This West Country AONB has riverside walks, wildlife havens, and mining heritage sites.
On the Devon and Cornwall border, the Tamar Valley Area of Outstanding Natural Beauty draws hikers and wildlife enthusiasts to its unique drowned valley landscapes. Hike steep gorges, cycle through forested valleys, or camp at peaceful country campsites. With three rivers to choose from, getting on the water is a must—set sail on a barge cruise along the Lynher River, enjoy water sports on the lakes, or fish for salmon along the Tamar River. Summer is peak season for campers, while spring and fall are the best times for bird-watching around the estuaries.
The River Tamar runs through the heart of the AONB, marking the border of Cornwall and Devon. Take a ride on the scenic Tamar Valley Line railway from Plymouth to Gunnislake, and hop off to visit Calstock village, enjoy riverside walks, or have lunch at a country pub. May through October is fishing season, and the river is known for its salmon and trout fishing.
The River Tavy winds its way north through the Tamar Valley, where you can enjoy woodland walks and pitch your tent at rural camping grounds. Go kayaking or windsurfing at Lopwell Dam, visit the market town of Tavistock, and tuck into a traditional Devonshire cream tea at a local café. Beyond Tavistock, the wild moorlands of the Dartmoor National Park are a natural playground for hikers and campers.
Coastal Plymouth lies between two AONBs, with the Tamar Valley to the north and South Devon to the east. Set sail on a boat cruise around the Plymouth Sound, then head along the South Devon coast to enjoy beachside camping and seaside hikes. The blue flag beaches at Bantham and Bigbury on Sea are favorites for summer sunseekers, or visit in winter, when migrating seabirds flock to the coast.

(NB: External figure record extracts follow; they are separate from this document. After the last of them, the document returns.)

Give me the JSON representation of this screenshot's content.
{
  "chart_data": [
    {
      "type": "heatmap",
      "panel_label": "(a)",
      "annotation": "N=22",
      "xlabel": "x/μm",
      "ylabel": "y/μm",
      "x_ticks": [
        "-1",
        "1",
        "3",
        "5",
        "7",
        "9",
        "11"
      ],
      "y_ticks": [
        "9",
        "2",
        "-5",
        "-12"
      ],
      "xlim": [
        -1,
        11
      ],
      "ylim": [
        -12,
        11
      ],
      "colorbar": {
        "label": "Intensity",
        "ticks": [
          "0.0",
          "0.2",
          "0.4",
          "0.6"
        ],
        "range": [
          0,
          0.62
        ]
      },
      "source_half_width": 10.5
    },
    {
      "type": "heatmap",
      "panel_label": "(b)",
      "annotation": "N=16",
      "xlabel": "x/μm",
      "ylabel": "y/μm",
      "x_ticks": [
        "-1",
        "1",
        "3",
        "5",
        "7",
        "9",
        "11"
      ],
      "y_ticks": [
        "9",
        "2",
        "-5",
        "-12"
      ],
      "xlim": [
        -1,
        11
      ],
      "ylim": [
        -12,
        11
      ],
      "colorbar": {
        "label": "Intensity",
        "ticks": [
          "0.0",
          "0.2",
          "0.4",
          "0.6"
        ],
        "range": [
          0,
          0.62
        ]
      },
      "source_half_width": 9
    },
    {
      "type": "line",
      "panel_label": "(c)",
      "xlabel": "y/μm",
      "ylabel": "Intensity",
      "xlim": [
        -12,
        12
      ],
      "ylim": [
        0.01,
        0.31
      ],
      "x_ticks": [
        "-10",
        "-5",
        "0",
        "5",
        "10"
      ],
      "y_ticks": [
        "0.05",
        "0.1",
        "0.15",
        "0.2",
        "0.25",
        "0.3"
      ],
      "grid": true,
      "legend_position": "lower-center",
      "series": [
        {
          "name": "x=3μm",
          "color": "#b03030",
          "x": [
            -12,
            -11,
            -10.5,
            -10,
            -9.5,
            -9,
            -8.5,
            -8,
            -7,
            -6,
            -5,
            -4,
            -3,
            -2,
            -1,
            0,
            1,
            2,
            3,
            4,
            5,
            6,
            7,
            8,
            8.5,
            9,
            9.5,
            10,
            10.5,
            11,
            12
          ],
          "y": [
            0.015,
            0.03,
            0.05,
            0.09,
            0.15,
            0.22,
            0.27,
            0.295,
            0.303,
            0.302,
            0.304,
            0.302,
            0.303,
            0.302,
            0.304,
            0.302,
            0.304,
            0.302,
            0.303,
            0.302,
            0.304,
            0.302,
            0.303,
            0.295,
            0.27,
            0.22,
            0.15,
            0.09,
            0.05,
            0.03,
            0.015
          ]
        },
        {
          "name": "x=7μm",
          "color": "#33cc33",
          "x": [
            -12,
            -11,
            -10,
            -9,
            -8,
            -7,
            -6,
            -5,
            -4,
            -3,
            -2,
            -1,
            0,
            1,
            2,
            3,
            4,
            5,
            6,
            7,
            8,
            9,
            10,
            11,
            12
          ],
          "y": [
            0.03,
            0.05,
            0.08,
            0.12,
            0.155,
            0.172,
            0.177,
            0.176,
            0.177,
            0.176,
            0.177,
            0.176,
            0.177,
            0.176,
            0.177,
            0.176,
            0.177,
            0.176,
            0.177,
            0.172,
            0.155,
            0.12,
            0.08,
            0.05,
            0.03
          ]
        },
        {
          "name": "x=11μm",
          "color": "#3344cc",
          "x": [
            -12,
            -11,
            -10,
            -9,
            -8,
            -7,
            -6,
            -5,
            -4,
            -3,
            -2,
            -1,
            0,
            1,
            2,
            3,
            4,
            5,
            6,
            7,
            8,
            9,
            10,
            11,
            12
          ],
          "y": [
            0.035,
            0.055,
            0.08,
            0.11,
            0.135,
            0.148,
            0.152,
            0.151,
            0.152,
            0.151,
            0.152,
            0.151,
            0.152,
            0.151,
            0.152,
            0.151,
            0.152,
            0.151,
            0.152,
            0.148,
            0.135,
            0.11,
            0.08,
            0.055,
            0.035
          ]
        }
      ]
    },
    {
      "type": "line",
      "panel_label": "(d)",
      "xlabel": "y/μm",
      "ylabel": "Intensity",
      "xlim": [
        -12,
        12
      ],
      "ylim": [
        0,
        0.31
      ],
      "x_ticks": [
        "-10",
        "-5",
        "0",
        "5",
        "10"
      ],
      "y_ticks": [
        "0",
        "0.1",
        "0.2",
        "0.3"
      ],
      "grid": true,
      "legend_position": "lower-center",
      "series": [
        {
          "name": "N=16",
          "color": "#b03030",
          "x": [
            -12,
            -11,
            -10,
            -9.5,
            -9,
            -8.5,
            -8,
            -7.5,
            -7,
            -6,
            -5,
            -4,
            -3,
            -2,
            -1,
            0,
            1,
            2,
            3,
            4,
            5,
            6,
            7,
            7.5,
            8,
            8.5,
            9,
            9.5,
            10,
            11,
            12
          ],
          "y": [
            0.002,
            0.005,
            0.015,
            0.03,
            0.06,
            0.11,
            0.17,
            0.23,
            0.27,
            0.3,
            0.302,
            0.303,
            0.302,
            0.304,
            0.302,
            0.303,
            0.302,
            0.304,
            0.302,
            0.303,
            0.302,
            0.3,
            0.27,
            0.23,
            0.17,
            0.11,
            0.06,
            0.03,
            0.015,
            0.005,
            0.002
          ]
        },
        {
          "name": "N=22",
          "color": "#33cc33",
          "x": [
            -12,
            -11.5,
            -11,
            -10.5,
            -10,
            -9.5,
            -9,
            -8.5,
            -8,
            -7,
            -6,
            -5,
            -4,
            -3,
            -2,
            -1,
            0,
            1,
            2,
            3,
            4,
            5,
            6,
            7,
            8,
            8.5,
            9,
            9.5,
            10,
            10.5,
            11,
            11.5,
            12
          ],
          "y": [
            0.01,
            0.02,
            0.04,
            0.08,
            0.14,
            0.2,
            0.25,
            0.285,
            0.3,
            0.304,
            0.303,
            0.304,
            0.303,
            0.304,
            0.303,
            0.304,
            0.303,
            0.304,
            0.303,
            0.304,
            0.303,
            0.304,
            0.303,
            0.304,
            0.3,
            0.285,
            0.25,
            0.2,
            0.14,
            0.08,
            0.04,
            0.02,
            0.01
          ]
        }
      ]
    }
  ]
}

Saltash and Torpoint lie on the southwest borders of the Tamar Valley, where the Lynher River meets the Plymouth Sound. Dive into Cornwall’s mining heritage as you explore 18th-century mines, hike along the South West Coast Path, or try wakeboarding and windsurfing along the Hamoaze estuary. To escape the crowds, head to the Rame Peninsula, where you’ll find secluded coves, sea-cliffs walks, and ocean-view campsites.